We describe in this paper advanced protocols for the discrimination and classification of neuronal spike waveforms within multichannel electrophysiological recordings. The programs are capable of detecting and classifying the spikes from multiple, simultaneously active neurons, even in situations where there is a high degree of spike waveform superposition on the recording channels. Sparse Decomposition (SD) approach was used to define the linearly independent signals underlying sensory information in cortical spike tiring patterns. We have investigated motor cortex responses recorded during movement in freely moving rats to provide evidence for the relationship between these patterns and special behavioral task. Ensembles of neurons were simultaneously recorded in this during long periods of spontaneous behaviour. Waveforms provided from the neural activity were then processed and classified. Typically, most information correlated across neurons in the ensemble were concentrated in a small number of signals. This showed that these encoding vectors functioned as a feature detector capable of selectively predicting significant sensory or behavioural events. Thus it encoded global magnitude of ensemble activity, caused either by combined sensory inputs or intrinsic network activity.

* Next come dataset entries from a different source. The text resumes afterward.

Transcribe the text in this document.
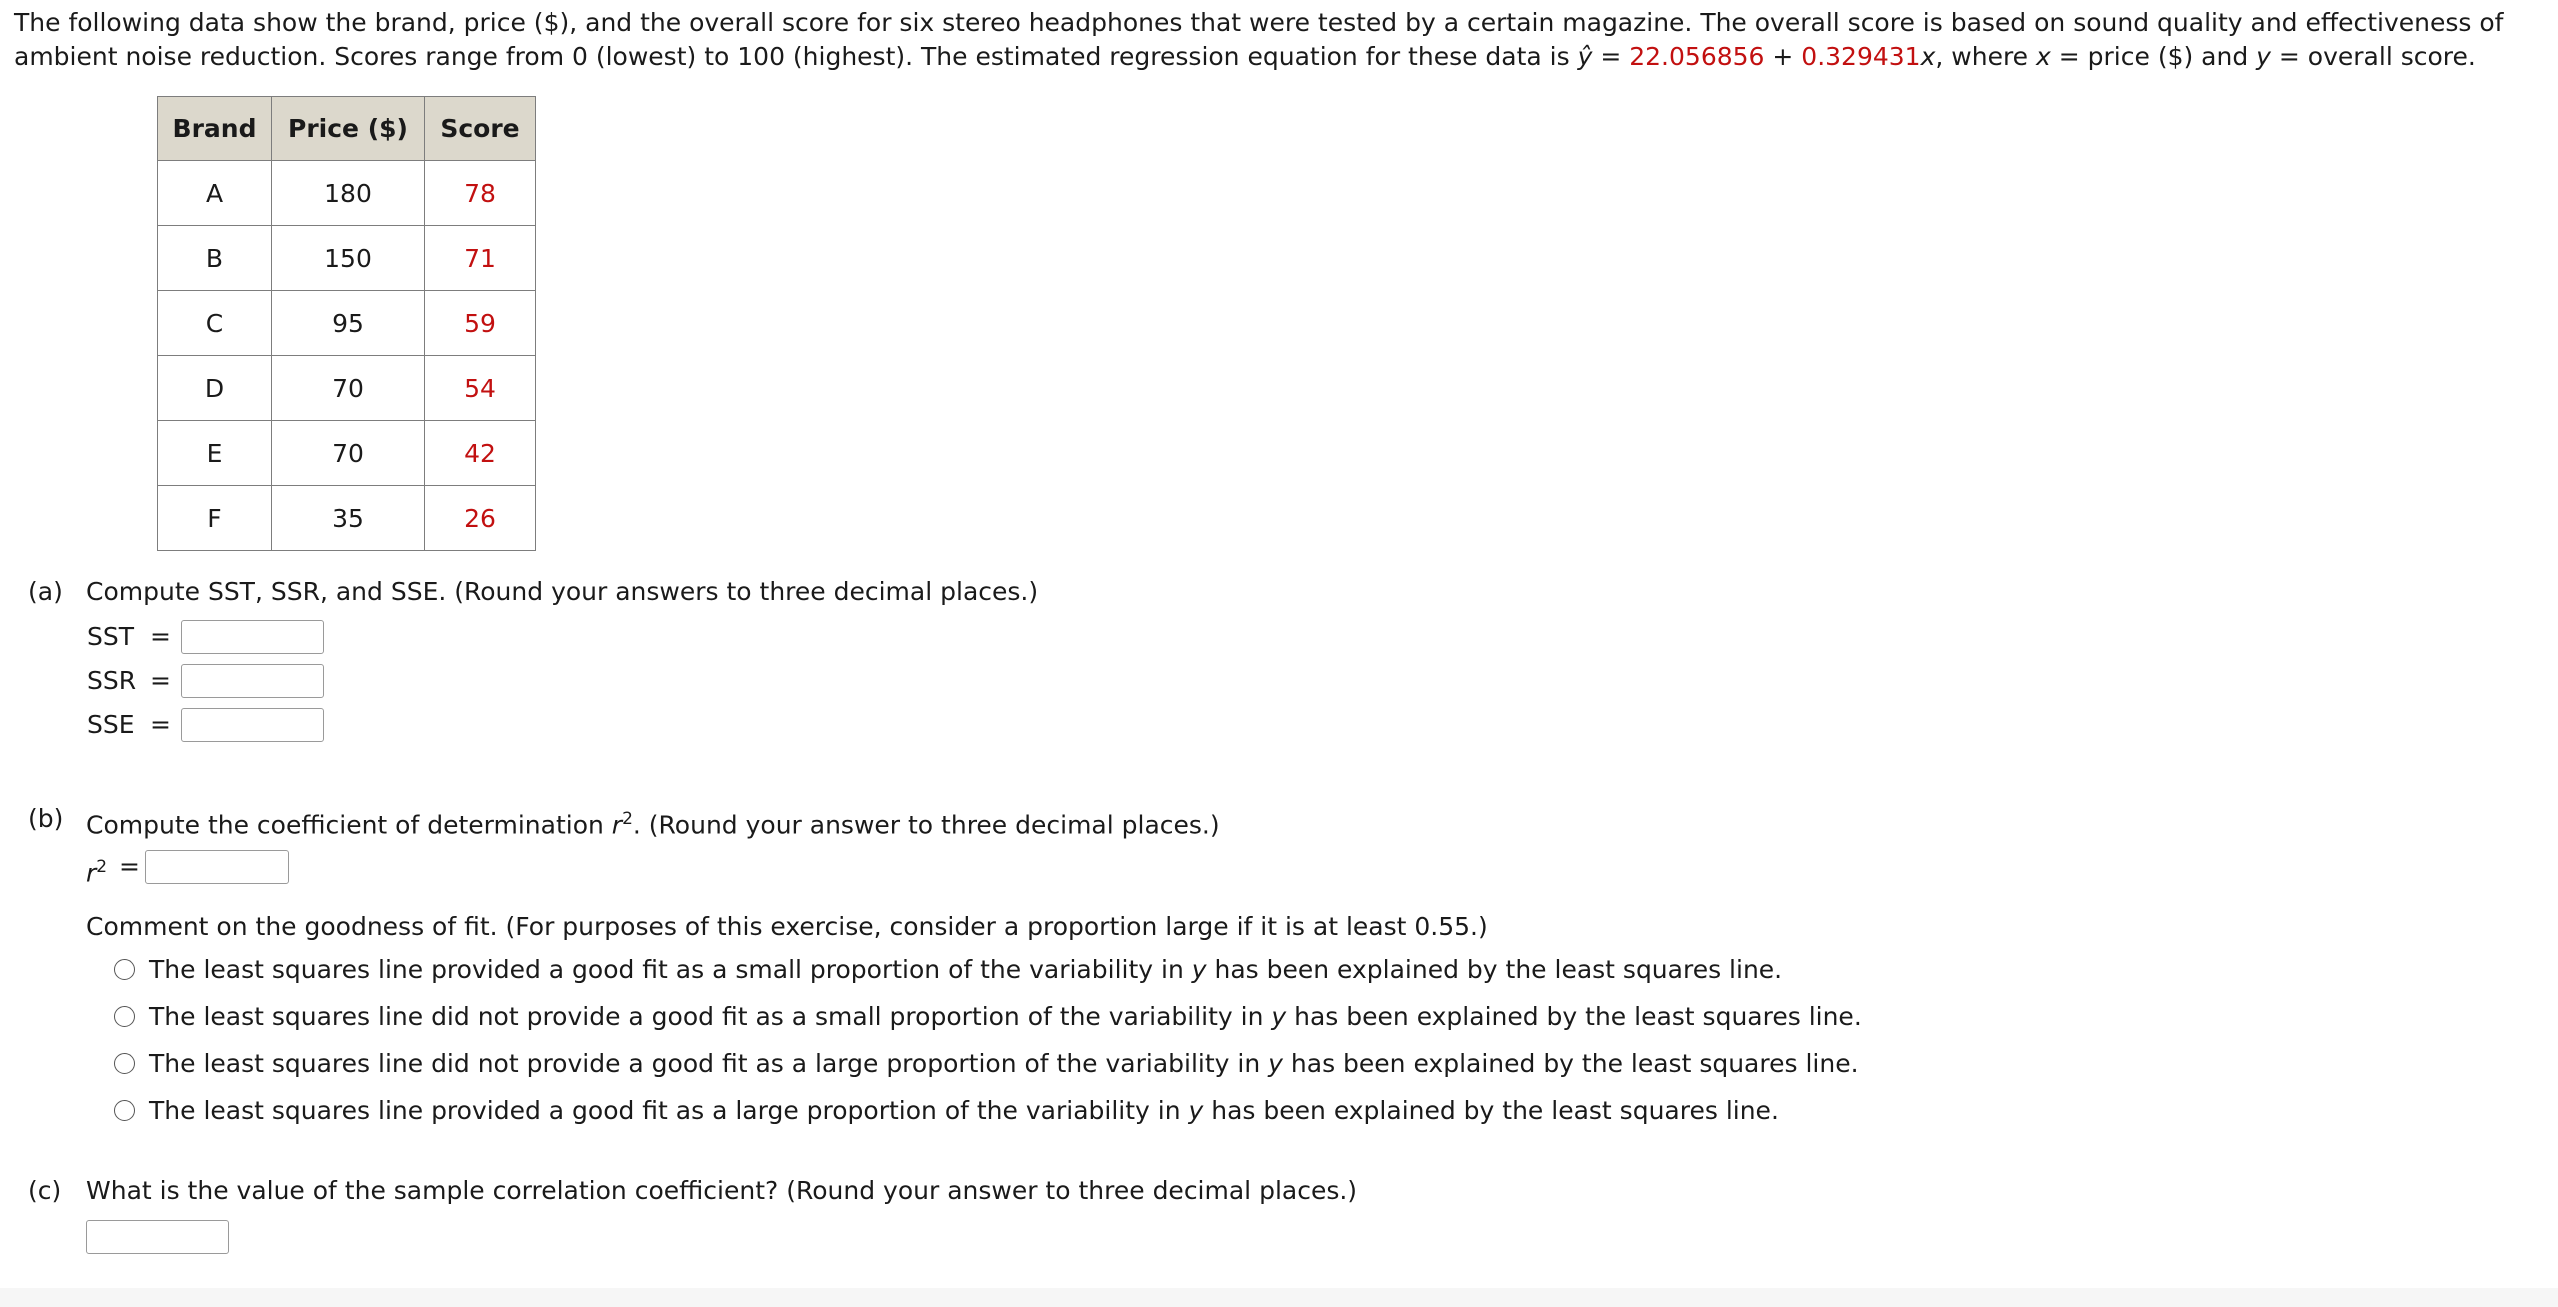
The following data show the brand, price ($), and the overall score for six stereo headphones that were tested by a certain magazine. The overall score is based on sound quality and effectiveness of ambient noise reduction. Scores range from 0 (lowest) to 100 (highest). The estimated regression equation for these data is ŷ = 22.056856 + 0.329431x, where x = price ($) and y = overall score.
Brand	Price ($)	Score
A	180	78
B	150	71
C	95	59
D	70	54
E	70	42
F	35	26
(a) Compute SST, SSR, and SSE. (Round your answers to three decimal places.)
SST =
SSR =
SSE =
(b) Compute the coefficient of determination $r^2$. (Round your answer to three decimal places.)
$r^2$ =
Comment on the goodness of fit. (For purposes of this exercise, consider a proportion large if it is at least 0.55.)
The least squares line provided a good fit as a small proportion of the variability in y has been explained by the least squares line.
The least squares line did not provide a good fit as a small proportion of the variability in y has been explained by the least squares line.
The least squares line did not provide a good fit as a large proportion of the variability in y has been explained by the least squares line.
The least squares line provided a good fit as a large proportion of the variability in y has been explained by the least squares line.
(c) What is the value of the sample correlation coefficient? (Round your answer to three decimal places.)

SD on an overcomplete dictionary has recently attracted a lot of attention in the literature. because of its potential application in many different areas including Compressive Sensing (CS). SD approach is compared to the generative approach derived from the likelihood-based framework, in which each class is modeled by a known or unknown density function. The classification of electroencephalographic (EEG) waveforms present 2 main statistical issues: high dimensional data and signal representation.